Adelaie, your daughter is in good medical hands and this too is a phase. It will change on this tortuous journey and she'll see it through, the hero that she so clearly is, with the support of her hero mum and fantastic children, youll be amazed by them.
I hope I haven't shared too much or been insensitive to anyone.
Much love and positive energy to you, Believe it or not you all really help me. You understand and are strong. Yesterday when I was really flagging I even had a little imaginary conversation with you all and you really helped and supported me and made me feel stronger. I hope you understand and don't think I've cracked. I'm quite sane:)
I am so sorry that you are suffering so much with your eyes just now as well as your mouth and legs. . This must be so hard for you but I know that you will get through it as you have done with the gvhd in your bowel, lung and liver.
I am glad that you can tell us about the way you are feeling because it helps me to understand some if the emotions that my daughter is going through and also I hope that it helps you to share with us.

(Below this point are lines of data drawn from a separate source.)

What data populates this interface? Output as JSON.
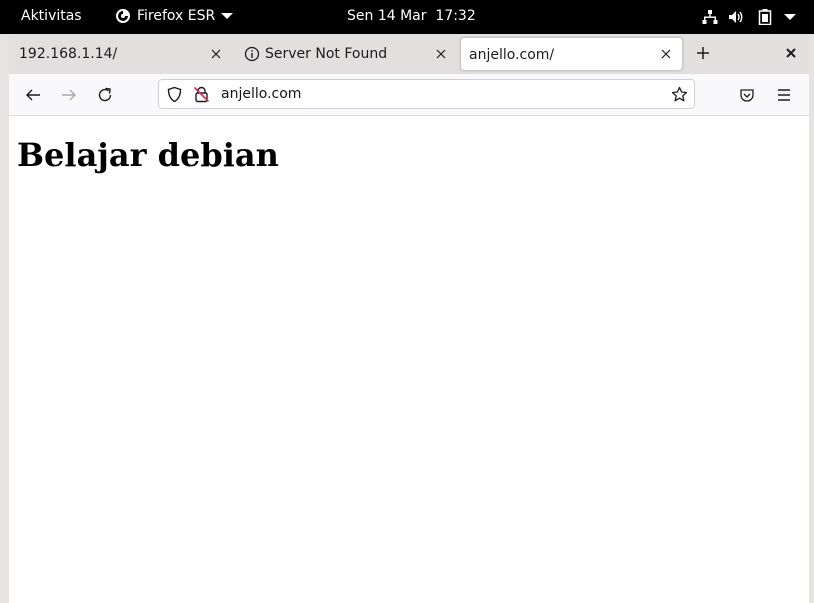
{
  "topbar": {
    "activities_label": "Aktivitas",
    "app_name": "Firefox ESR",
    "clock": "Sen 14 Mar  17:32",
    "icons": [
      "network-icon",
      "volume-icon",
      "battery-icon",
      "system-menu-caret-icon"
    ]
  },
  "tabs": [
    {
      "label": "192.168.1.14/",
      "active": false,
      "icon": null
    },
    {
      "label": "Server Not Found",
      "active": false,
      "icon": "info-icon"
    },
    {
      "label": "anjello.com/",
      "active": true,
      "icon": null
    }
  ],
  "navbar": {
    "url": "anjello.com",
    "icons": [
      "back-arrow-icon",
      "forward-arrow-icon",
      "reload-icon",
      "shield-icon",
      "insecure-lock-icon",
      "bookmark-star-icon",
      "pocket-icon",
      "hamburger-menu-icon"
    ]
  },
  "page": {
    "heading": "Belajar debian"
  },
  "colors": {
    "topbar_bg": "#000000",
    "tabstrip_bg": "#e1e0de",
    "navbar_bg": "#f9f9fb",
    "insecure_red": "#e22850"
  }
}
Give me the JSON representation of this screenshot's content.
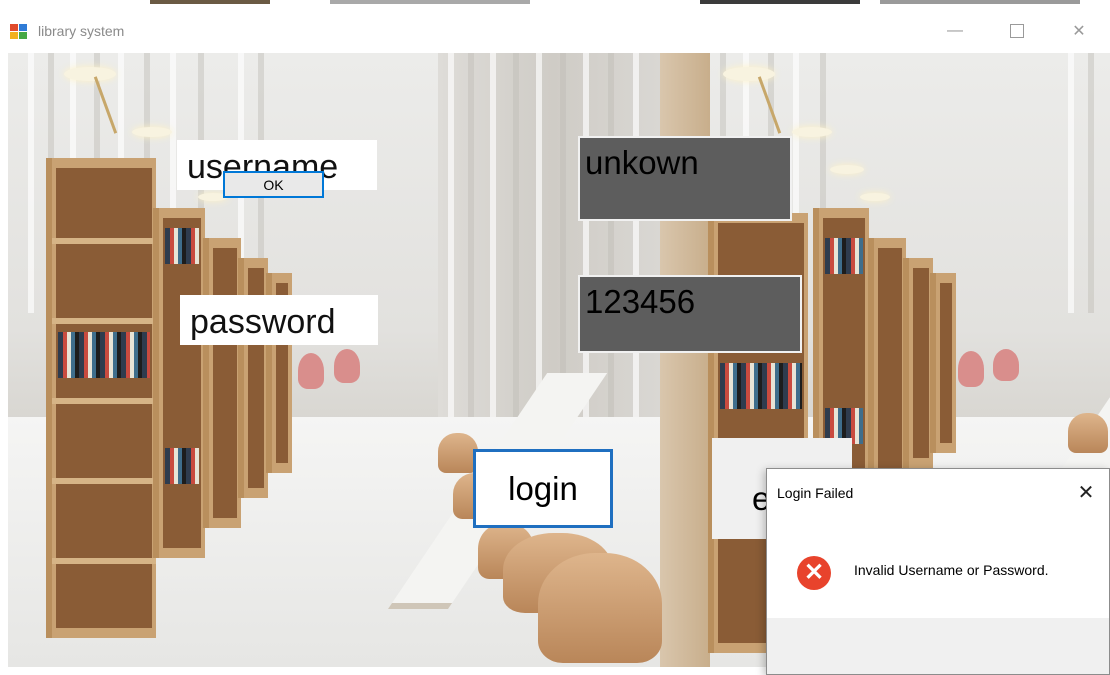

Adelaie, I am so sorry that your daughter is back in hospital. after my daughter had her second transplant, she was in hospital for 5 months with pneumonia , then BK virus ( bladder ) , then bowel gvhd ( we think) . Each was very challenging to treat and my daughter ‘s mood got very low at times which was hard to see as she had up to this point, remained so strong in spirit.
However, the medical staff quietly worked away at each medical problem that arose and eventually she got home. She was very weak and dreadfully thin. Since being at home, her mood is a lot better. She ended up back in hospital for a week just after Christmas. I think they expect this at the early stage of recovery.
Like yourself, as a mother, I worry all the time but try not to let my daughter see this. It’s a long, hard journey. The strong, brave people in this site are testament to how even with many setbacks , they rally forth and are making progress in their recovery.
This site has helped me through many very anxious times and I’m grateful to everyone who shares their story with us.
I hope to hear that your daughter gets home again soon.
Thankyou.She is still in hospital with a virus in her bladder theyve had to administrate a catheter....its being a week and not much improvement.Somedays i dont even hear from her as she is feeling very low...
My daughter had a virus in her bladder ( BK ) for weeks . It was a challenging time but it did pass. I hope that hearing this helps and I hope your daughter begins to feel a bit better soon.